Davidaster rubiginosus, the orange sea lily, is a species of crinoid in the family Comatulidae. At one time it was classified as Nemaster rubiginosa but the World Register of Marine Species has determined that the valid name is Davidaster rubiginosus. It is found on reefs in the tropical western Atlantic and the Caribbean Sea.

==Description==
The orange sea lily is a stalkless crinoid. It has twenty to thirty five arms 10 to 20 cm long radiating from the calyx, a cup-like body with a lid, the tegmen. Each arm is feather-like and has many pinnules projecting alternately from one side and the other. These have an ambulacral groove on the oral surface which is continuous with the groove on the arm. The arms are usually orange with yellow curved up tips but there is some variation in colour and they are sometimes white with black tips. The grooves are black. The arms and pinnules are composed of a series of jointed plates and there are three tube feet at each junction. The tube feet produce strands of mucus which trap plankton. Food particles are passed along the grooves by cilia to the mouth which is at the centre of the tegmen.

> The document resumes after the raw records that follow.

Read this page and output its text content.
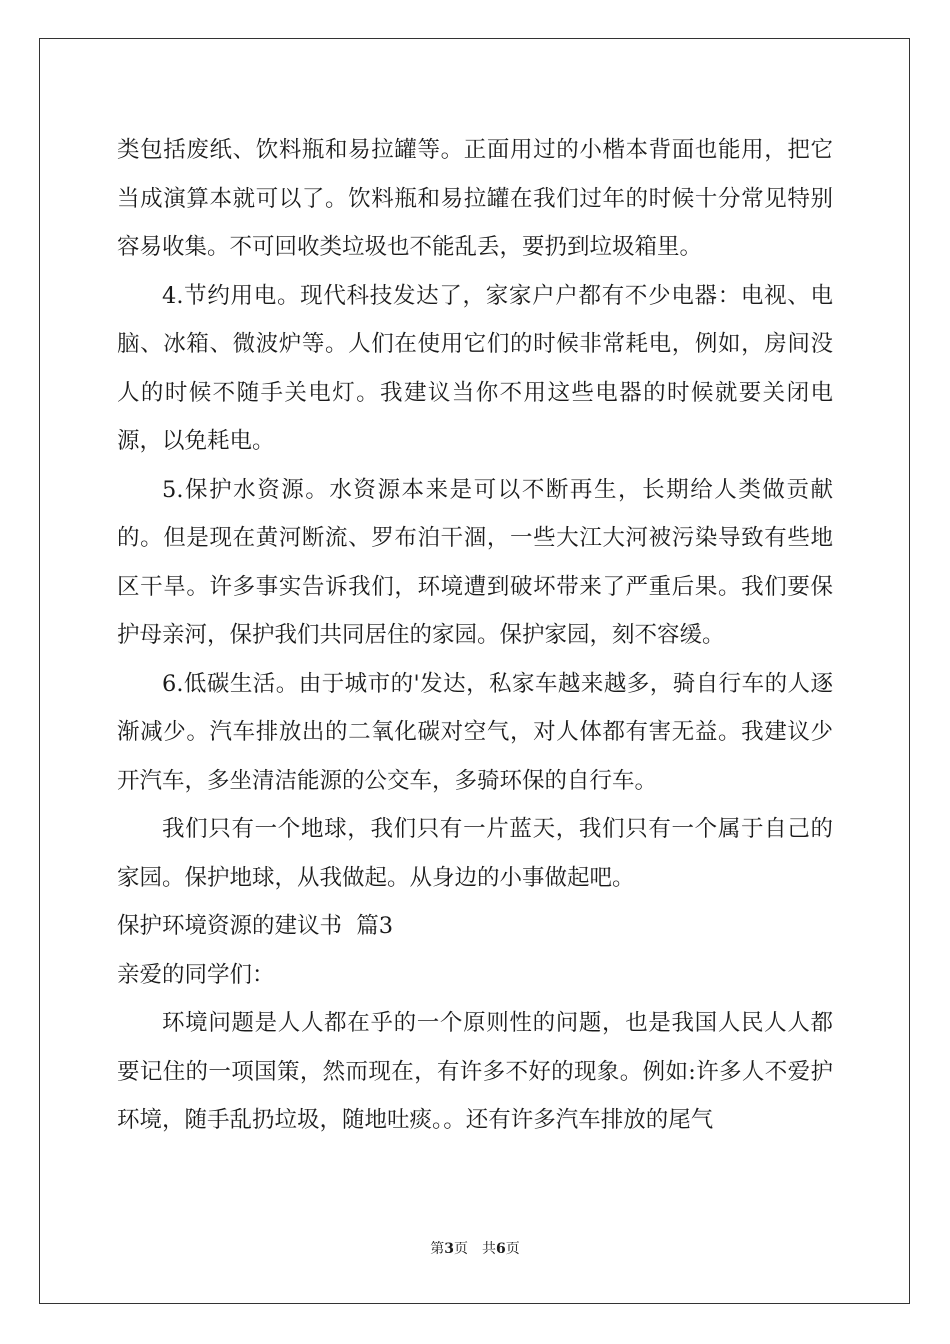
类包括废纸、饮料瓶和易拉罐等。正面用过的小楷本背面也能用，把它当成演算本就可以了。饮料瓶和易拉罐在我们过年的时候十分常见特别容易收集。不可回收类垃圾也不能乱丢，要扔到垃圾箱里。

4.节约用电。现代科技发达了，家家户户都有不少电器：电视、电脑、冰箱、微波炉等。人们在使用它们的时候非常耗电，例如，房间没人的时候不随手关电灯。我建议当你不用这些电器的时候就要关闭电源，以免耗电。

5.保护水资源。水资源本来是可以不断再生，长期给人类做贡献的。但是现在黄河断流、罗布泊干涸，一些大江大河被污染导致有些地区干旱。许多事实告诉我们，环境遭到破坏带来了严重后果。我们要保护母亲河，保护我们共同居住的家园。保护家园，刻不容缓。

6.低碳生活。由于城市的'发达，私家车越来越多，骑自行车的人逐渐减少。汽车排放出的二氧化碳对空气，对人体都有害无益。我建议少开汽车，多坐清洁能源的公交车，多骑环保的自行车。

我们只有一个地球，我们只有一片蓝天，我们只有一个属于自己的家园。保护地球，从我做起。从身边的小事做起吧。

保护环境资源的建议书  篇3

亲爱的同学们：

环境问题是人人都在乎的一个原则性的问题，也是我国人民人人都要记住的一项国策，然而现在，有许多不好的现象。例如:许多人不爱护环境，随手乱扔垃圾，随地吐痰。。还有许多汽车排放的尾气

第3页 共6页
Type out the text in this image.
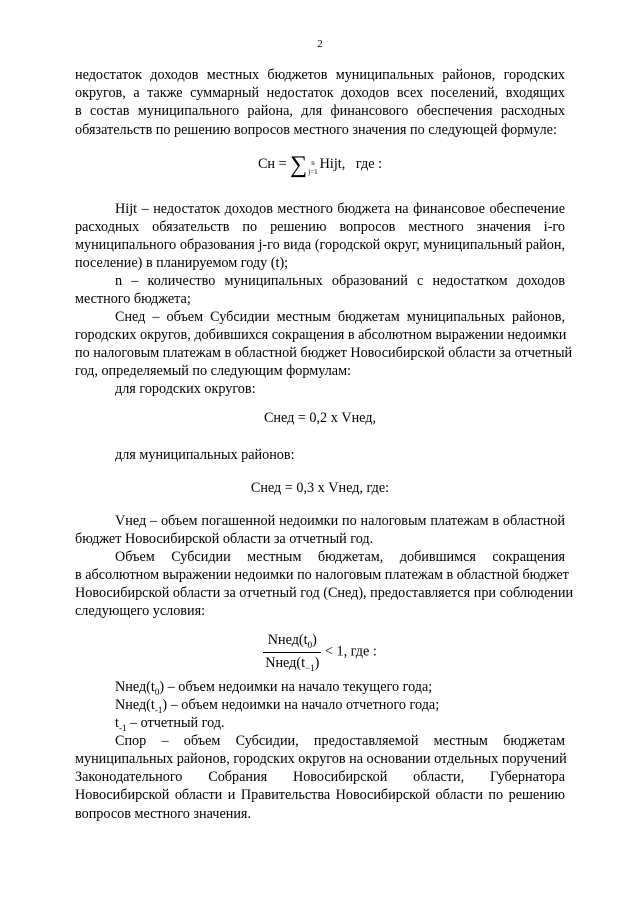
2
недостаток доходов местных бюджетов муниципальных районов, городских
округов, а также суммарный недостаток доходов всех поселений, входящих
в состав муниципального района, для финансового обеспечения расходных
обязательств по решению вопросов местного значения по следующей формуле:
Сн = ∑ n
j=1 Hijt, где :
Hijt – недостаток доходов местного бюджета на финансовое обеспечение
расходных обязательств по решению вопросов местного значения i-го
муниципального образования j-го вида (городской округ, муниципальный район,
поселение) в планируемом году (t);
n – количество муниципальных образований с недостатком доходов
местного бюджета;
Снед – объем Субсидии местным бюджетам муниципальных районов,
городских округов, добившихся сокращения в абсолютном выражении недоимки
по налоговым платежам в областной бюджет Новосибирской области за отчетный
год, определяемый по следующим формулам:
для городских округов:
Снед = 0,2 х Vнед,
для муниципальных районов:
Снед = 0,3 х Vнед, где:
Vнед – объем погашенной недоимки по налоговым платежам в областной
бюджет Новосибирской области за отчетный год.
Объем Субсидии местным бюджетам, добившимся сокращения
в абсолютном выражении недоимки по налоговым платежам в областной бюджет
Новосибирской области за отчетный год (Снед), предоставляется при соблюдении
следующего условия:
$\frac{Nнед(t_0)}{Nнед(t_{-1})} < 1$, где :
$Nнед(t_0)$ – объем недоимки на начало текущего года;
$Nнед(t_{-1})$ – объем недоимки на начало отчетного года;
$t_{-1}$ – отчетный год.
Спор – объем Субсидии, предоставляемой местным бюджетам
муниципальных районов, городских округов на основании отдельных поручений
Законодательного Собрания Новосибирской области, Губернатора
Новосибирской области и Правительства Новосибирской области по решению
вопросов местного значения.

==Distribution and habitat==
The orange sea lily is found on reefs at depths of between 10 and 30 m. Its range includes Florida, the Caribbean Sea, the Gulf of Mexico and the Bahamas southwards to the coast of Brazil. In the daytime it usually keeps its body hidden in a crevice, under coral or inside a sponge, with several of its arms extended to filter feed. In strong currents or heavy seas, it stops feeding and retracts all its arms. At night it emerges from its hiding place and may be found poised on top of a coral or sea fan with its arms extended to feed.

==Reproduction==
In a study in Jamaica, it was found that, unlike many tropical crinoids, the orange sea lily has a regular annual breeding cycle involving the release into the sea of gametes in the late autumn and winter. After fertilisation the eggs hatch into barrel-shaped vitellaria larva with several rings of cilia. These do not feed and after a few days settle on the seabed and undergo metamorphosis into juvenile sea lilies.